The WTO opened an investigation on Monday into whether the US is violating international commerce rules that limit subsidies to US farmers, three days after the US Senate approved a new US$286 billion farm bill.
The WTO set up a panel to rule in the dispute after Brazil and Canada demanded the investigation.
"We must ensure that WTO members are meeting their WTO obligations," Canada told the WTO dispute body.
Frustrated by US resistance to cutting back on subsidies, the two countries asked the WTO to condemn Washington for exceeding permitted levels of trade-distorting handouts to US producers of crops such as corn, cotton, rice, soybean and wheat.
The panel created on Monday is expected to issue a first ruling sometime next year.
The dispute system often takes years before reaching a final decision, but can force countries to change their legislation or face billions of dollars in retaliatory sanctions.
US trade official Juan Millan said Washington's payments have always been below the limits.
"The United States has designed its farm programs to ensure compliance with the existing negotiated limits on domestic support," he said. "We believe that a panel will agree."
Millan criticized Brazil and Canada for including payments that "have ceased to exist -- in some cases more than five years ago."

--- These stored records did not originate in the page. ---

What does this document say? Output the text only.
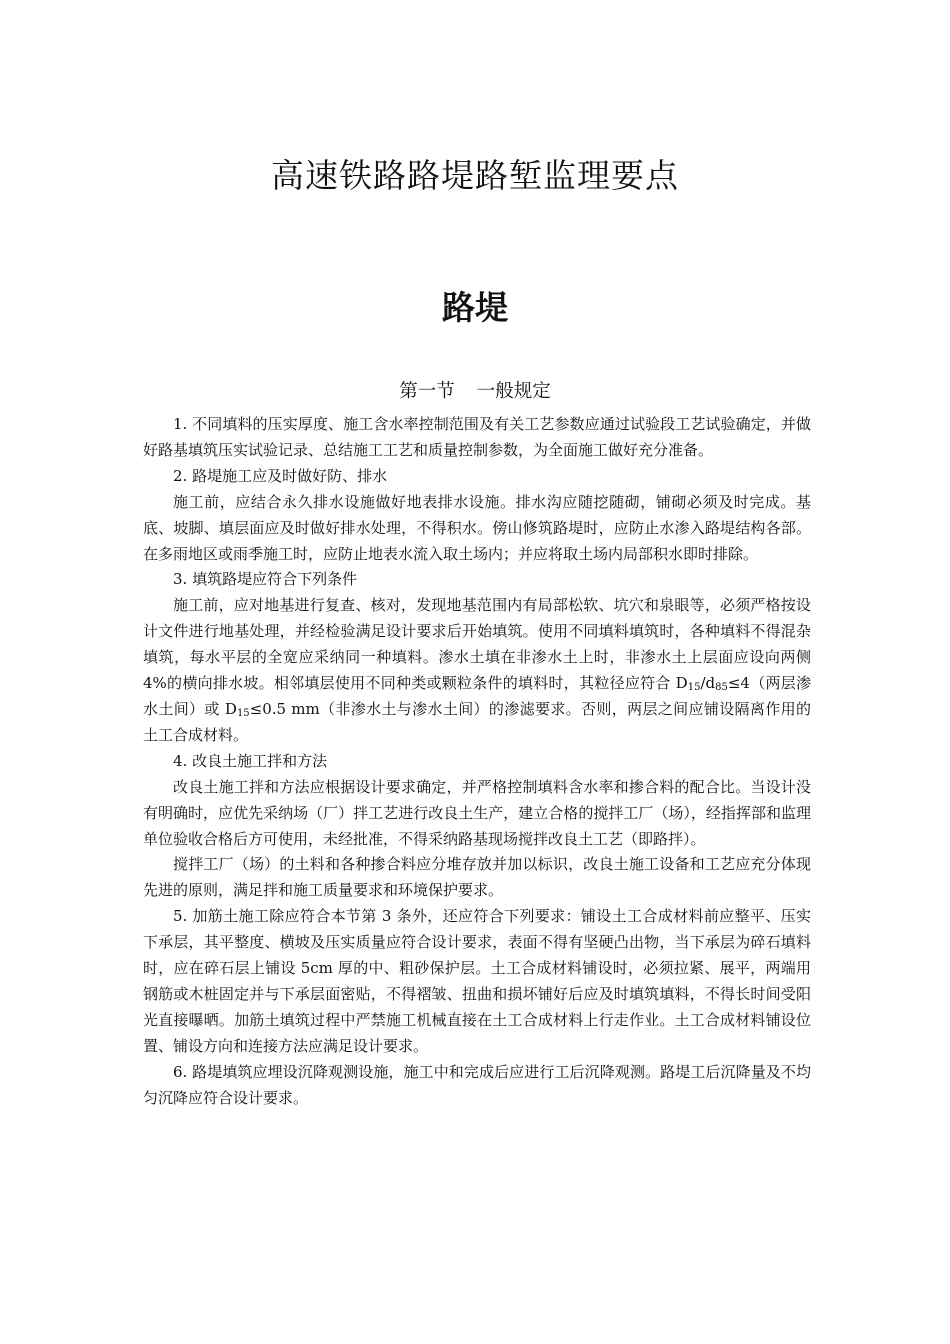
高速铁路路堤路堑监理要点
路堤
第一节 一般规定

1. 不同填料的压实厚度、施工含水率控制范围及有关工艺参数应通过试验段工艺试验确定，并做好路基填筑压实试验记录、总结施工工艺和质量控制参数，为全面施工做好充分准备。

2. 路堤施工应及时做好防、排水

施工前，应结合永久排水设施做好地表排水设施。排水沟应随挖随砌，铺砌必须及时完成。基底、坡脚、填层面应及时做好排水处理，不得积水。傍山修筑路堤时，应防止水渗入路堤结构各部。在多雨地区或雨季施工时，应防止地表水流入取土场内；并应将取土场内局部积水即时排除。

3. 填筑路堤应符合下列条件

施工前，应对地基进行复查、核对，发现地基范围内有局部松软、坑穴和泉眼等，必须严格按设计文件进行地基处理，并经检验满足设计要求后开始填筑。使用不同填料填筑时，各种填料不得混杂填筑，每水平层的全宽应采纳同一种填料。渗水土填在非渗水土上时，非渗水土上层面应设向两侧 4%的横向排水坡。相邻填层使用不同种类或颗粒条件的填料时，其粒径应符合 $D_{15}/d_{85}\le 4$（两层渗水土间）或 $D_{15}\le 0.5$ mm（非渗水土与渗水土间）的渗滤要求。否则，两层之间应铺设隔离作用的土工合成材料。

4. 改良土施工拌和方法

改良土施工拌和方法应根据设计要求确定，并严格控制填料含水率和掺合料的配合比。当设计没有明确时，应优先采纳场（厂）拌工艺进行改良土生产，建立合格的搅拌工厂（场），经指挥部和监理单位验收合格后方可使用，未经批准，不得采纳路基现场搅拌改良土工艺（即路拌）。

搅拌工厂（场）的土料和各种掺合料应分堆存放并加以标识，改良土施工设备和工艺应充分体现先进的原则，满足拌和施工质量要求和环境保护要求。

5. 加筋土施工除应符合本节第 3 条外，还应符合下列要求：铺设土工合成材料前应整平、压实下承层，其平整度、横坡及压实质量应符合设计要求，表面不得有坚硬凸出物，当下承层为碎石填料时，应在碎石层上铺设 5cm 厚的中、粗砂保护层。土工合成材料铺设时，必须拉紧、展平，两端用钢筋或木桩固定并与下承层面密贴，不得褶皱、扭曲和损坏铺好后应及时填筑填料，不得长时间受阳光直接曝晒。加筋土填筑过程中严禁施工机械直接在土工合成材料上行走作业。土工合成材料铺设位置、铺设方向和连接方法应满足设计要求。

6. 路堤填筑应埋设沉降观测设施，施工中和完成后应进行工后沉降观测。路堤工后沉降量及不均匀沉降应符合设计要求。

The two countries brought their cases to the WTO after failing repeatedly to secure US subsidy cuts as part of the WTO's Doha round of trade talks, which aims to add billions of dollars to the global economy, but has repeatedly stalled since its inception in Qatar's capital in 2001.
The Latin American country has already won a series of WTO rulings over US cotton programs. A compliance panel found in October that the US has failed to scrap a number of illegal payments -- a decision that could open the door to higher Brazilian taxes and other penalties on US exports.